Here we investigated auditory processing at P20 and P30, representative of early and late developmental stage of auditory development, respectively, at the central nucleus of the IC (ICc) of both female and male FMR1- KO mice, compared with wildtype (WT) animals.

Results

In-vivo electrophysiology recordings from the ICc neurons of the FMR1- KO mice at both developmental ages demonstrated increased response magnitude measured by spike number to pure tones of varying frequency and amplitude, compared with age- and sex-matched WT animals. In addition, within the FMR1- KO group we also observed significant developmental and sex difference wherein higher response magnitudes were displayed at P20 and in the female mice. Minimum threshold of ICc neuron in the KO mice was significantly decreased at both P20 and P30. The ICc neurons in the KO mice also displayed increased response duration compared to WT animals at both P20 and P30, but significant sex difference was only observed at P30. Our data also indicated that the ICc neurons of both groups displayed weak negative relationship between latency and response magnitude at P20, and at P30 the WT mice showed a stronger relationship only in the female group.

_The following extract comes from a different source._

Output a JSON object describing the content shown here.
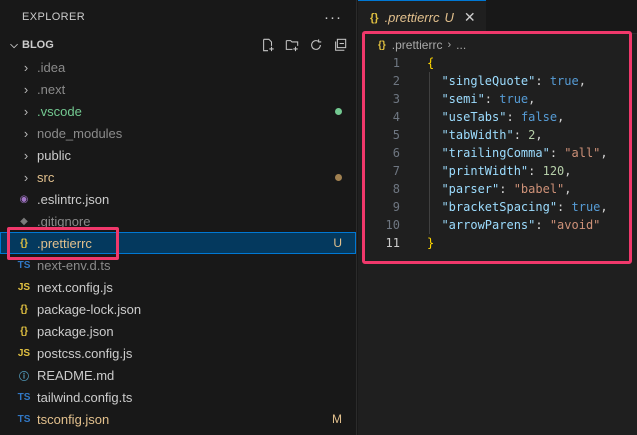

In terms of developmental changes, we observed decreasing neuronal firing only in the KO mice between 20- and 30-day old female and male mice. Reduced response duration was observed in 30-day old mice of both sexes of both genotypes. Regarding minimum threshold, we observed a decline between early and late auditory development only in the male mice. Finally, our results also indicated that in the WT mice the reverse relationship between latency and response magnitude became more pronounced and consistent with age, a developmental trend that was absent in both the female and male FMR1 -KO mice.

Discussion

Overall, our findings demonstrate that auditory processing deficits can also be observed in the female FMR1 -KO mice using in-vivo electrophysiology studies, highlighting the importance of including female subjects in future studies. These results also indicate that auditory hypersensitivity can be observed robustly in younger mice, suggesting that the early development stage could be an ideal target for interventions.